Six des treize régions françaises ont voté cette "Clause Molère" pour s'assurer du respect des consignes de sécurité et lutter contre les effets d'une directive européenne qui autorise le recours temporaire à des travailleurs détachés venant de l'Union européenne.

"Brigade de contrôle" et "préférence nationale"


Vincent You, élu municipal conservateur d'Angoulême s'agace des accusations de discrimination :

"En tant que maître d’ouvrage, je suis responsable du chantier et de la sécurité sur ce chantier.
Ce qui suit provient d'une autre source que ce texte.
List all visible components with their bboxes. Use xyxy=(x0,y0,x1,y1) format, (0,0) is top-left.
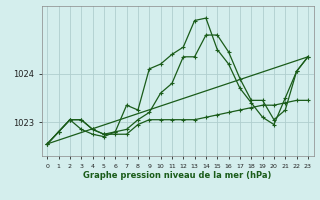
X-axis label: Graphe pression niveau de la mer (hPa): Graphe pression niveau de la mer (hPa) xyxy=(84,171,272,180)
Il n’y a rien de plus dangereux qu’un chantier où les gens ne se comprennent pas", a-t-il dit à l'AFP.

Un des promoteurs les plus acharnés de la clause, le président de la région Auvergne-Rhône-Alpes, Laurent Wauquiez (LR), a même mis sur pied cette semaine une "brigade de contrôle", qui veut lutter contre "la concurrence déloyale que représente l'emploi des travailleurs détachés" et "d'apporter la démonstration que la préférence nationale".

A l'oposée, le Premier ministre Bernard Cazeneuve (PS) a dénoncé une "mesure ouvertement discriminatoire".

Initiative "franchement à vomir"


Symbolisé par la figure du "plombier polonais" par les partisans du "non" au référendum de 2005 sur la Constitution européenne, le détachement permet à une entreprise de l'UE d'envoyer ses salariés en mission dans les autres pays européens à condition que le salaire minimum du pays d'accueil soit respecté et les cotisations sociales des salariés payées dans le pays d'origine.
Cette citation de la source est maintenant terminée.